Stephan Roemer (Inhaber Tourasia) berichtet von bislang zwei Kundenanfragen diesbezüglich, welche durch offene Kommunikation beantwortet wurden und wonach die Reisenden an ihrer Buchung festhielten. «Ich stelle keine Panik bei unseren Kunden fest, aber wir verfolgen die Lage natürlich aufmerksam», so Roemer, der selber in 10 Tagen nach China reisen wird, «glücklicherweise ist jetzt gerade Tiefsaison bei China-Reisen. Aber wir sehen aktuell keinen weiteren Handlungsbedarf als Touroperator. Ich möchte hier auch daran erinnern, dass es in der Schweiz jährlich mehr Grippetote wegen herkömmlicher Grippe gibt, als bislang wegen dem Coronavirus in China gestorben sind.» Und auch Roemer attestiert, dass China wie auch die ganze Welt von der SARS-Krise gelernt haben. Natürlich geht also Angst um, aber man weiss, womit man es zu tun hat, und ist bestmöglich vorbereitet.

Primär ist Chinas Tourismus betroffen

Einen grossen Verlierer gibt es aber bereits bei dieser Coronavirus-Krise: Den chinesischen Inland-Tourismus. Denn morgen Samstag beginnt das neue Chinesische Jahr, in diesem Fall das Jahr der Ratte (ironischerweise ein Tier, das quasi Wappentier der Krankheitsträger ist - wobei das neue Coronavirus offenbar von Schlangen stammen soll). Und dieses «Chinese Lunar New Year», welches während einer Woche gefeiert wird, sorgt im 1,4-Milliarden-Land für regelrechte Reiseströme, da Verwandte und Freunde quer durch das ganze Land besucht werden.

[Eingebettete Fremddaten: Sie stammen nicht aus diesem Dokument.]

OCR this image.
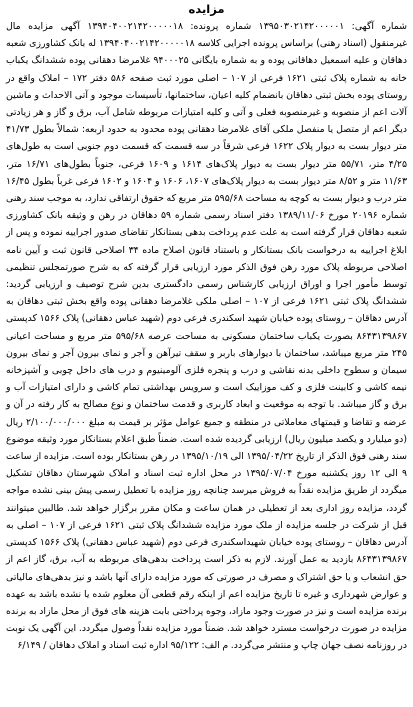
مزایده

شماره آگهی: ۱۳۹۵۰۳۰۲۱۴۲۰۰۰۰۰۱ شماره پرونده: ۱۳۹۴۰۴۰۰۲۱۴۲۰۰۰۰۰۱۸ آگهی مزایده مال غیرمنقول (اسناد رهنی) براساس پرونده اجرایی کلاسه ۱۳۹۴۰۴۰۰۲۱۴۲۰۰۰۰۰۱۸ له بانک کشاورزی شعبه دهاقان و علیه اسمعیل دهاقانی پوده و به شماره بایگانی ۹۴۰۰۰۲۵ غلامرضا دهقانی پوده ششدانگ یکباب خانه به شماره پلاک ثبتی ۱۶۲۱ فرعی از ۱۰۷ – اصلی مورد ثبت صفحه ۵۸۶ دفتر ۱۷۲ – املاک واقع در روستای پوده بخش ثبتی دهاقان بانضمام کلیه اعیان، ساختمانها، تأسیسات موجود و آتی الاحداث و ماشین آلات اعم از منصوبه و غیرمنصوبه فعلی و آتی و کلیه امتیازات مربوطه شامل آب، برق و گاز و هر زیادتی دیگر اعم از متصل یا منفصل ملکی آقای غلامرضا دهقانی پوده محدود به حدود اربعه: شمالاً بطول ۴۱/۷۳ متر دیوار بست به دیوار پلاک ۱۶۲۲ فرعی شرقاً در سه قسمت که قسمت دوم جنوبی است به طول‌های ۴/۲۵ متر، ۵۵/۷۱ متر دیوار بست به دیوار پلاک‌های ۱۶۱۴ و ۱۶۰۹ فرعی، جنوباً بطول‌های ۱۶/۷۱ متر، ۱۱/۶۳ متر و ۸/۵۲ متر دیوار بست به دیوار پلاک‌های ۱۶۰۷، ۱۶۰۶ و ۱۶۰۴ و ۱۶۰۲ فرعی غرباً بطول ۱۶/۴۵ متر درب و دیوار بست به کوچه به مساحت ۵۹۵/۶۸ متر مربع که حقوق ارتفاقی ندارد، به موجب سند رهنی شماره ۲۰۱۹۶ مورخ ۱۳۸۹/۱۱/۰۶ دفتر اسناد رسمی شماره ۵۹ دهاقان در رهن و وثیقه بانک کشاورزی شعبه دهاقان قرار گرفته است به علت عدم پرداخت بدهی بستانکار تقاضای صدور اجراییه نموده و پس از ابلاغ اجراییه به درخواست بانک بستانکار و باستناد قانون اصلاح ماده ۳۴ اصلاحی قانون ثبت و آیین نامه اصلاحی مربوطه پلاک مورد رهن فوق الذکر مورد ارزیابی قرار گرفته که به شرح صورتمجلس تنظیمی توسط مأمور اجرا و اوراق ارزیابی کارشناس رسمی دادگستری بدین شرح توصیف و ارزیابی گردید: ششدانگ پلاک ثبتی ۱۶۲۱ فرعی از ۱۰۷ – اصلی ملکی غلامرضا دهقانی پوده واقع بخش ثبتی دهاقان به آدرس دهاقان – روستای پوده خیابان شهید اسکندری فرعی دوم (شهید عباس دهقانی) پلاک ۱۵۶۶ کدپستی ۸۶۴۳۱۳۹۸۶۷ بصورت یکباب ساختمان مسکونی به مساحت عرصه ۵۹۵/۶۸ متر مربع و مساحت اعیانی ۲۴۵ متر مربع میباشد، ساختمان با دیوارهای باربر و سقف تیرآهن و آجر و نمای بیرون آجر و نمای بیرون سیمان و سطوح داخلی بدنه نقاشی و درب و پنجره فلزی آلومینیوم و درب های داخل چوبی و آشپزخانه نیمه کاشی و کابینت فلزی و کف موزاییک است و سرویس بهداشتی تمام کاشی و دارای امتیازات آب و برق و گاز میباشد. با توجه به موقعیت و ابعاد کاربری و قدمت ساختمان و نوع مصالح به کار رفته در آن و عرضه و تقاضا و قیمتهای معاملاتی در منطقه و جمیع عوامل مؤثر بر قیمت به مبلغ ۲/۱۰۰/۰۰۰/۰۰۰ ریال (دو میلیارد و یکصد میلیون ریال) ارزیابی گردیده شده است. ضمناً طبق اعلام بستانکار مورد وثیقه موضوع سند رهنی فوق الذکر از تاریخ ۱۳۹۵/۰۴/۲۲ الی ۱۳۹۵/۱۰/۱۹ در رهن بستانکار بوده است. مزایده از ساعت ۹ الی ۱۲ روز یکشنبه مورخ ۱۳۹۵/۰۷/۰۴ در محل اداره ثبت اسناد و املاک شهرستان دهاقان تشکیل میگردد از طریق مزایده نقداً به فروش میرسد چنانچه روز مزایده با تعطیل رسمی پیش بینی نشده مواجه گردد، مزایده روز اداری بعد از تعطیلی در همان ساعت و مکان مقرر برگزار خواهد شد. طالبین میتوانند قبل از شرکت در جلسه مزایده از ملک مورد مزایده ششدانگ پلاک ثبتی ۱۶۲۱ فرعی از ۱۰۷ – اصلی به آدرس دهاقان – روستای پوده خیابان شهیداسکندری فرعی دوم (شهید عباس دهقانی) پلاک ۱۵۶۶ کدپستی ۸۶۴۳۱۳۹۸۶۷ بازدید به عمل آورند. لازم به ذکر است پرداخت بدهی‌های مربوطه به آب، برق، گاز اعم از حق انشعاب و یا حق اشتراک و مصرف در صورتی که مورد مزایده دارای آنها باشد و نیز بدهی‌های مالیاتی و عوارض شهرداری و غیره تا تاریخ مزایده اعم از اینکه رقم قطعی آن معلوم شده یا نشده باشد به عهده برنده مزایده است و نیز در صورت وجود مازاد، وجوه پرداختی بابت هزینه های فوق از محل مازاد به برنده مزایده در صورت درخواست مسترد خواهد شد. ضمناً مورد مزایده نقداً وصول میگردد. این آگهی یک نوبت در روزنامه نصف جهان چاپ و منتشر می‌گردد. م الف: ۹۵/۱۲۲ اداره ثبت اسناد و املاک دهاقان / ۶/۱۴۹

Aus Sicht der Behörden ist dies aber vor allem eins: Ein Gefahrenherd, denn so kann möglicherweise tatsächlich eine Epidemie entstehen.

Folglich wurden zahlreiche Neujahrs-Events abgesagt; in Peking ist ab morgen (25. Januar) die Verbotene Stadt für Besucher gesperrt. Die chinesischen Behörden haben Flughäfen, Bahnstationen und Busdepots bereits mit Temperatur-Monitoren ausgestattet - wobei Fieber nur eines der möglichen Symptome einer Coronavirus-Erkrankung ist. Viele Chinesen, nicht nur jene in den abgeriegelten Städten, dürften dieses Jahr zuhause bleiben aus Angst vor einer Ansteckung oder weil mit starken Verzögerungen beim Transport zu rechnen ist.

Darüber hinaus stellt sich die Frage, wie Behörden im Ausland mit einreisenden Chinesen umgehen. Millionen Chinesen reisen weltweit umher - als mögliche Träger des Coronavirus. Aber hier gilt es einmal mehr festzuhalten: Die Behörden sind alarmiert, Vorkehrungen werden getroffen, und die Erkrankung ist nicht zwingend tödlich. Gemessen an der Anzahl Reisenden weltweit und in China allein sind die bisherigen Erkrankungsfälle ein Klacks.